Stag beetles spend up to six years of their life underground before they emerge as beetles. For the majority of this time they exist in the form of a larva. The larvae spend most of their time munching away on rotting wood, building up a massive fat reserve which will see them through their life as an adult beetle. When fully grown, larvae can reach as much as 8cm (approximately 3 inches) long. However, they start life much, much smaller…

 

The journey begins when, in late June or July, the female stag beetle burrows down up to around 30cm (12″) into the ground to lay her eggs. She will lay up to 21 eggs in the soil near to some rotting wood, which will become the home to any larvae that hatch. The eggs are only a few millimetres long and cream in colour and hatch after about three weeks. In the time between being laid and hatching, the eggs become rounder in shape and a tiny larva will be visible developing inside.

 

Larva hatching

 

This larva is emerging from its egg case.  When it’s ready to hatch, a larva will slowly nibble its way out of the egg case. At this point it is almost pure white, semi-translucent and only a few millimetres long.

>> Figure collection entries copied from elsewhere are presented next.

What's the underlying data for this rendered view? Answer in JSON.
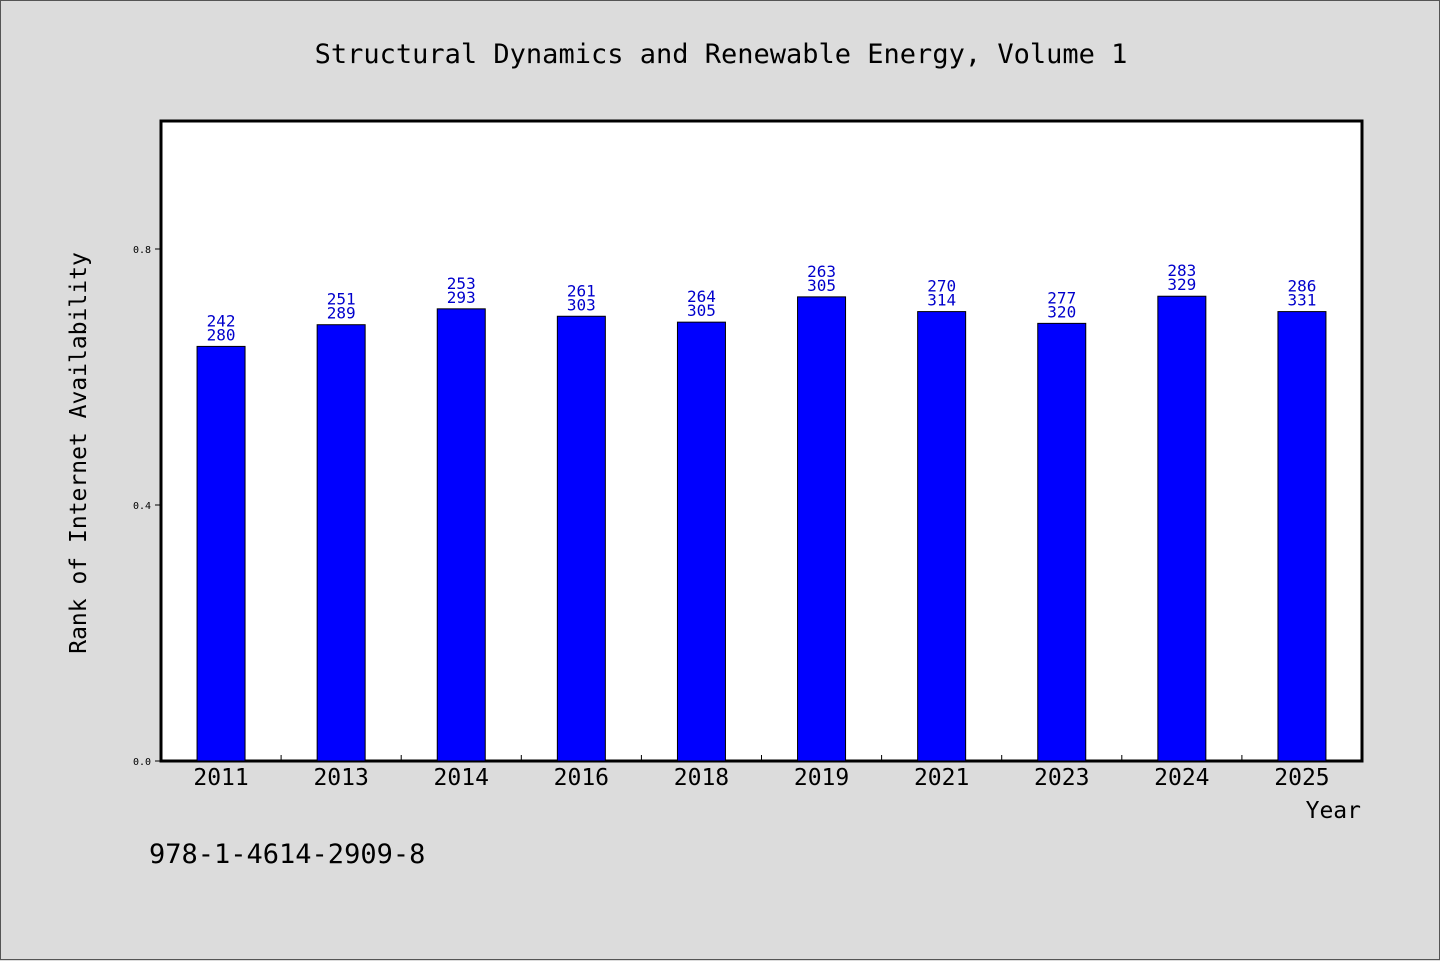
{
  "chart_data": {
    "type": "bar",
    "title": "Structural Dynamics and Renewable Energy, Volume 1",
    "xlabel": "Year",
    "ylabel": "Rank of Internet Availability",
    "categories": [
      "2011",
      "2013",
      "2014",
      "2016",
      "2018",
      "2019",
      "2021",
      "2023",
      "2024",
      "2025"
    ],
    "values": [
      0.6478,
      0.6817,
      0.7065,
      0.6949,
      0.6857,
      0.7252,
      0.7022,
      0.6838,
      0.7262,
      0.7022
    ],
    "bar_labels_top": [
      "242",
      "251",
      "253",
      "261",
      "264",
      "263",
      "270",
      "277",
      "283",
      "286"
    ],
    "bar_labels_bottom": [
      "280",
      "289",
      "293",
      "303",
      "305",
      "305",
      "314",
      "320",
      "329",
      "331"
    ],
    "ylim": [
      0.0,
      1.0
    ],
    "yticks": [
      0.0,
      0.4,
      0.8
    ],
    "ytick_labels": [
      "0.0",
      "0.4",
      "0.8"
    ],
    "grid": false,
    "bar_color": "#0000ff",
    "label_color": "#0000cc",
    "background_color": "#dcdcdc",
    "plot_background_color": "#ffffff"
  },
  "footer": {
    "isbn": "978-1-4614-2909-8"
  }
}
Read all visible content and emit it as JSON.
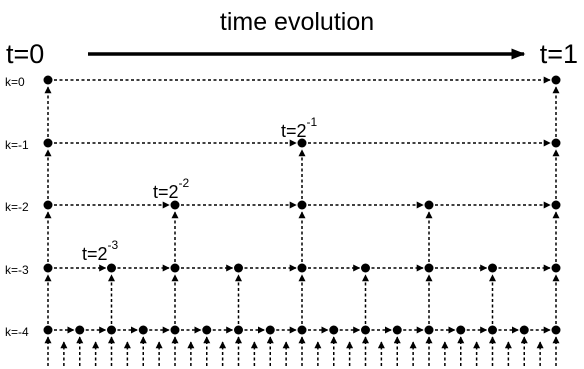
{
  "header": {
    "title": "time evolution",
    "t_start": "t=0",
    "t_end": "t=1"
  },
  "levels": [
    {
      "label": "k=0",
      "k": 0
    },
    {
      "label": "k=-1",
      "k": -1
    },
    {
      "label": "k=-2",
      "k": -2
    },
    {
      "label": "k=-3",
      "k": -3
    },
    {
      "label": "k=-4",
      "k": -4
    }
  ],
  "step_annotations": [
    {
      "k": -1,
      "base": "t=2",
      "exponent": "-1"
    },
    {
      "k": -2,
      "base": "t=2",
      "exponent": "-2"
    },
    {
      "k": -3,
      "base": "t=2",
      "exponent": "-3"
    }
  ],
  "colors": {
    "ink": "#000000",
    "background": "#ffffff"
  }
}
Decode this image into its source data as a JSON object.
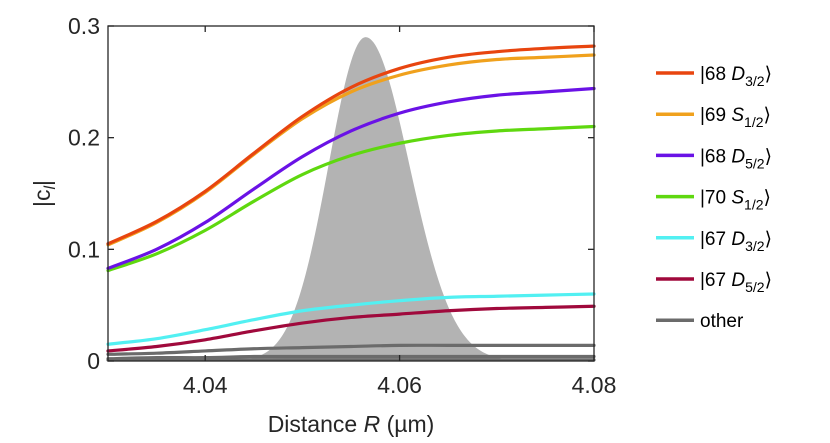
{
  "chart_data": {
    "type": "line",
    "xlabel": "Distance R (µm)",
    "xlabel_parts": {
      "prefix": "Distance ",
      "italic": "R",
      "suffix": " (µm)"
    },
    "ylabel": "|c_l|",
    "ylabel_parts": {
      "main": "|c",
      "sub": "l",
      "close": "|"
    },
    "xlim": [
      4.03,
      4.08
    ],
    "ylim": [
      0,
      0.3
    ],
    "xticks": [
      4.04,
      4.06,
      4.08
    ],
    "xtick_labels": [
      "4.04",
      "4.06",
      "4.08"
    ],
    "yticks": [
      0,
      0.1,
      0.2,
      0.3
    ],
    "ytick_labels": [
      "0",
      "0.1",
      "0.2",
      "0.3"
    ],
    "grid": false,
    "legend_position": "outside right",
    "background_peak": {
      "name": "distance distribution (shaded)",
      "color": "#b3b3b3",
      "center": 4.0565,
      "height": 0.29,
      "sigma_left": 0.0038,
      "sigma_right": 0.0045
    },
    "series": [
      {
        "name": "|68 D3/2⟩",
        "label": {
          "n": "|68 ",
          "l": "D",
          "sub": "3/2",
          "close": "⟩"
        },
        "color": "#e8450f",
        "x": [
          4.03,
          4.035,
          4.04,
          4.045,
          4.05,
          4.055,
          4.06,
          4.065,
          4.07,
          4.075,
          4.08
        ],
        "values": [
          0.105,
          0.125,
          0.152,
          0.186,
          0.219,
          0.245,
          0.262,
          0.272,
          0.277,
          0.28,
          0.282
        ]
      },
      {
        "name": "|69 S1/2⟩",
        "label": {
          "n": "|69 ",
          "l": "S",
          "sub": "1/2",
          "close": "⟩"
        },
        "color": "#f0a11d",
        "x": [
          4.03,
          4.035,
          4.04,
          4.045,
          4.05,
          4.055,
          4.06,
          4.065,
          4.07,
          4.075,
          4.08
        ],
        "values": [
          0.104,
          0.124,
          0.151,
          0.185,
          0.217,
          0.241,
          0.256,
          0.265,
          0.27,
          0.272,
          0.274
        ]
      },
      {
        "name": "|68 D5/2⟩",
        "label": {
          "n": "|68 ",
          "l": "D",
          "sub": "5/2",
          "close": "⟩"
        },
        "color": "#6a12e6",
        "x": [
          4.03,
          4.035,
          4.04,
          4.045,
          4.05,
          4.055,
          4.06,
          4.065,
          4.07,
          4.075,
          4.08
        ],
        "values": [
          0.083,
          0.1,
          0.124,
          0.154,
          0.183,
          0.206,
          0.222,
          0.232,
          0.238,
          0.241,
          0.244
        ]
      },
      {
        "name": "|70 S1/2⟩",
        "label": {
          "n": "|70 ",
          "l": "S",
          "sub": "1/2",
          "close": "⟩"
        },
        "color": "#5fd80f",
        "x": [
          4.03,
          4.035,
          4.04,
          4.045,
          4.05,
          4.055,
          4.06,
          4.065,
          4.07,
          4.075,
          4.08
        ],
        "values": [
          0.081,
          0.096,
          0.117,
          0.143,
          0.167,
          0.184,
          0.195,
          0.202,
          0.206,
          0.208,
          0.21
        ]
      },
      {
        "name": "|67 D3/2⟩",
        "label": {
          "n": "|67 ",
          "l": "D",
          "sub": "3/2",
          "close": "⟩"
        },
        "color": "#52f0f2",
        "x": [
          4.03,
          4.035,
          4.04,
          4.045,
          4.05,
          4.055,
          4.06,
          4.065,
          4.07,
          4.075,
          4.08
        ],
        "values": [
          0.015,
          0.02,
          0.028,
          0.037,
          0.045,
          0.05,
          0.054,
          0.057,
          0.058,
          0.059,
          0.06
        ]
      },
      {
        "name": "|67 D5/2⟩",
        "label": {
          "n": "|67 ",
          "l": "D",
          "sub": "5/2",
          "close": "⟩"
        },
        "color": "#a0093c",
        "x": [
          4.03,
          4.035,
          4.04,
          4.045,
          4.05,
          4.055,
          4.06,
          4.065,
          4.07,
          4.075,
          4.08
        ],
        "values": [
          0.009,
          0.013,
          0.019,
          0.027,
          0.034,
          0.039,
          0.042,
          0.045,
          0.047,
          0.048,
          0.049
        ]
      },
      {
        "name": "other",
        "label": {
          "n": "other",
          "l": "",
          "sub": "",
          "close": ""
        },
        "color": "#6b6b6b",
        "x": [
          4.03,
          4.035,
          4.04,
          4.045,
          4.05,
          4.055,
          4.06,
          4.065,
          4.07,
          4.075,
          4.08
        ],
        "values": [
          0.006,
          0.007,
          0.009,
          0.011,
          0.012,
          0.013,
          0.014,
          0.014,
          0.014,
          0.014,
          0.014
        ]
      },
      {
        "name": "other",
        "label": null,
        "color": "#6b6b6b",
        "x": [
          4.03,
          4.035,
          4.04,
          4.045,
          4.05,
          4.055,
          4.06,
          4.065,
          4.07,
          4.075,
          4.08
        ],
        "values": [
          0.002,
          0.003,
          0.003,
          0.004,
          0.004,
          0.004,
          0.004,
          0.004,
          0.004,
          0.004,
          0.004
        ]
      },
      {
        "name": "other",
        "label": null,
        "color": "#6b6b6b",
        "x": [
          4.03,
          4.035,
          4.04,
          4.045,
          4.05,
          4.055,
          4.06,
          4.065,
          4.07,
          4.075,
          4.08
        ],
        "values": [
          0.001,
          0.001,
          0.001,
          0.001,
          0.001,
          0.001,
          0.001,
          0.001,
          0.001,
          0.001,
          0.001
        ]
      }
    ]
  }
}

Over the next few hours the distinctive orange head will develop. This is just the beginning of a long journey towards beetlehood…

 

 

For the next 5-6 years the larva remains underground at all times, moving between the rotting wood and the surrounding soil. As it chews through the wood it leaves behind a network of tunnels and C-shaped chambers. The larva’s skin becomes tight as it gradually grows and eventually it has to shed its skin. The head-case splits open allowing the larva to gradually wriggle free of its old skin. This process will happen four times across the larva’s life.